Aus den ›Case Studies‹, die im Hauptkapitel 3 den Blick von den Wahrnehmungen des Raumes auf die »Raumordnungen und Raumnutzungen« lenken, seien zwei Beiträge hervorgehoben, die sich zeitlich auf den Übergang zwischen Spätmittelalter und Frühneuzeit in Europa beziehen: Karsten Igel fragt, warum spätmittelalterliche Sakralräume für die Verübung von Gewaltakten bewusst ausgewählt und inszeniert wurden: Die Gestühle von Klerikern und Ratsmitgliedern in den zentralen Kirchenräumen einer Stadt standen zugleich für die besonderen Rechte dieser Gruppen, so dass es sich nahelegte, dass die entsprechenden Gruppierungen eben dort ihre Konflikte austrugen (212–213). Robert J. Christman stellt die in der Forschung verbreitete Ansicht infrage, dass die lutherischen Eliten im Unterschied zur ›Basis‹ in Theorie und Praxis »einen klaren Bruch mit dem mittelalterlichen Verständnis von Kirchen- und Friedhofsraum vollzogen« hätten. Stattdessen argumentiert er anhand von drei zwischen 1570 und 1620 angesiedelten Fallstudien, dass »der Raum der Kirche und des Friedhofs auch im Luthertum ein überdurchschnittliches Potential beibehielt, auf Menschen und Dinge in seiner Nähe einzuwirken« (237).

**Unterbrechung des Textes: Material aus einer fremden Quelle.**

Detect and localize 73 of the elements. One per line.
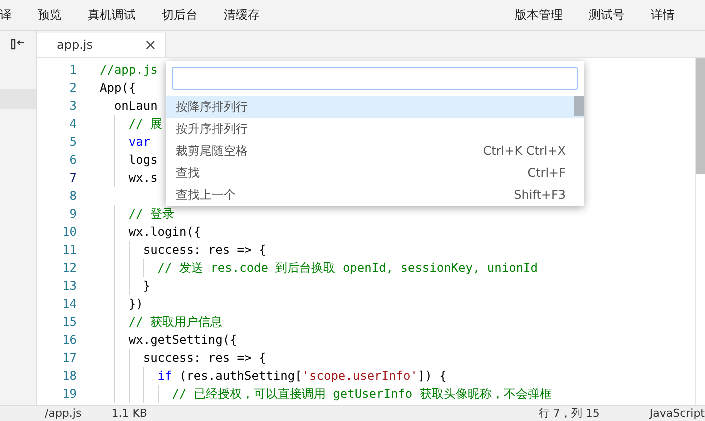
scrollbar-thumb[interactable] — [574, 96, 584, 116]
code-comment: //app.js — [100, 62, 158, 79]
line-number: 17 — [62, 351, 77, 365]
toolbar-button[interactable]: 版本管理 — [502, 6, 576, 24]
line-number: 1 — [68, 63, 77, 77]
line-number: 10 — [62, 225, 77, 239]
command-label: 查找 — [176, 164, 200, 182]
command-item[interactable]: 查找上一个 Shift+F3 — [166, 184, 584, 206]
selected-file-row[interactable] — [0, 89, 36, 109]
code-text: var — [128, 134, 151, 151]
code-text: onLaun — [113, 98, 158, 115]
line-number: 13 — [62, 279, 77, 293]
code-text: } — [142, 278, 151, 295]
toolbar-button[interactable]: 切后台 — [149, 6, 211, 24]
command-label: 按升序排列行 — [176, 120, 248, 138]
line-number: 2 — [68, 81, 77, 95]
collapse-sidebar-icon[interactable] — [11, 38, 25, 50]
code-text: success: res => { — [142, 242, 266, 259]
line-number: 15 — [62, 315, 77, 329]
tab-label: app.js — [57, 38, 93, 52]
line-number: 8 — [68, 189, 77, 203]
command-label: 裁剪尾随空格 — [176, 142, 248, 160]
toolbar-button[interactable]: 测试号 — [576, 6, 638, 24]
shortcut-label: Ctrl+K Ctrl+X — [483, 144, 566, 158]
file-size: 1.1 KB — [112, 406, 148, 421]
line-number: 7 — [68, 171, 77, 185]
command-item[interactable]: 按降序排列行 — [166, 96, 584, 118]
close-tab-button[interactable]: × — [144, 36, 157, 54]
line-number: 19 — [62, 387, 77, 401]
code-text: success: res => { — [142, 350, 266, 367]
toolbar-button[interactable]: 预览 — [25, 6, 75, 24]
command-item[interactable]: 裁剪尾随空格 Ctrl+K Ctrl+X — [166, 140, 584, 162]
line-number: 4 — [68, 117, 77, 131]
cursor-position: 行 7，列 15 — [538, 406, 600, 421]
line-number: 3 — [68, 99, 77, 113]
toolbar-button[interactable]: 真机调试 — [75, 6, 149, 24]
line-number: 16 — [62, 333, 77, 347]
code-comment: // 已经授权，可以直接调用 getUserInfo 获取头像昵称，不会弹框 — [171, 386, 552, 403]
line-number: 18 — [62, 369, 77, 383]
line-number: 12 — [62, 261, 77, 275]
code-text: (res.authSetting[ — [178, 368, 302, 385]
code-text: if — [156, 368, 172, 385]
file-path: /app.js — [45, 406, 82, 421]
command-input-field[interactable] — [172, 67, 578, 90]
code-text: wx.getSetting({ — [128, 332, 238, 349]
toolbar-button[interactable]: 清缓存 — [211, 6, 273, 24]
shortcut-label: Shift+F3 — [514, 188, 566, 202]
command-item[interactable]: 查找 Ctrl+F — [166, 162, 584, 184]
shortcut-label: Ctrl+F — [528, 166, 566, 180]
line-number: 9 — [68, 207, 77, 221]
command-label: 查找上一个 — [176, 186, 236, 204]
line-number: 14 — [62, 297, 77, 311]
scrollbar-thumb[interactable] — [696, 58, 705, 174]
code-comment: // 发送 res.code 到后台换取 openId, sessionKey, unionId — [156, 260, 538, 277]
line-number: 11 — [62, 243, 77, 257]
code-comment: // 展 — [128, 116, 163, 133]
code-text: App({ — [100, 80, 136, 97]
code-text: }) — [128, 296, 144, 313]
code-comment: // 登录 — [128, 206, 175, 223]
code-text: logs — [128, 152, 158, 169]
line-number: 5 — [68, 135, 77, 149]
command-item[interactable]: 按升序排列行 — [166, 118, 584, 140]
editor-tab[interactable]: app.js × — [37, 33, 166, 57]
code-text: 'scope.userInfo' — [302, 368, 418, 385]
code-text: wx.s — [128, 170, 158, 187]
command-label: 按降序排列行 — [176, 98, 248, 116]
code-comment: // 获取用户信息 — [128, 314, 223, 331]
language-mode[interactable]: JavaScript — [650, 406, 705, 421]
toolbar-button[interactable]: 译 — [0, 6, 25, 24]
toolbar-button[interactable]: 详情 — [638, 6, 705, 24]
code-text: ]) { — [418, 368, 447, 385]
line-number: 6 — [68, 153, 77, 167]
code-text: wx.login({ — [128, 224, 202, 241]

Aus den »Überlagerungen, Simultannutzungen und Neutralisierungen von Räumen« (Hauptkapitel 4) seien zwei auf den neuzeitlichen Westen bezogene Beiträge herausgestellt: Daniela Hacke zeigt am Beispiel der »Kommunikation über Räume«, wie schwer im 17. Jh. eine »religiöse Koexistenz in eidgenössischen Dorfkirchen der Frühen Neuzeit« zu erzielen war; denn es wurde »in der politischen Kommunikation [durch die jeweils beteiligten Konfliktparteien] ein Rechtsanspruch auf Teilhabe am Kirchenraum und an seiner materiellen und religiösen Kultur artikuliert« (295). Wolfgang Kaiser erschließt die Insel Lampedusa im Mittelmeer als Ort, der von Muslimen und Christen gleichermaßen friedlich aufgesucht wurde, obwohl sich die Anhänger dieser Religionen ansonsten oft feindselig gegenübertraten: Der vor Ort ansässige Eremit gab sich – je nach dem, wer seine Insel besuchte – wahlweise als Muslim oder Christ aus. So handelt es sich bei Lampedusa »um einen ›Doppelort‹ simultaner, aber getrennter Kulthandlungen« (326). Die Praktiken des Einsiedlers »schufen keinen neutralen Ort, sondern besetzten mit einem beiderseitig akzeptierten ›als ob‹ einen Raum mit ihren jeweiligen Sinngebungen und bezeichneten diesen Moment des Innehaltens« (327).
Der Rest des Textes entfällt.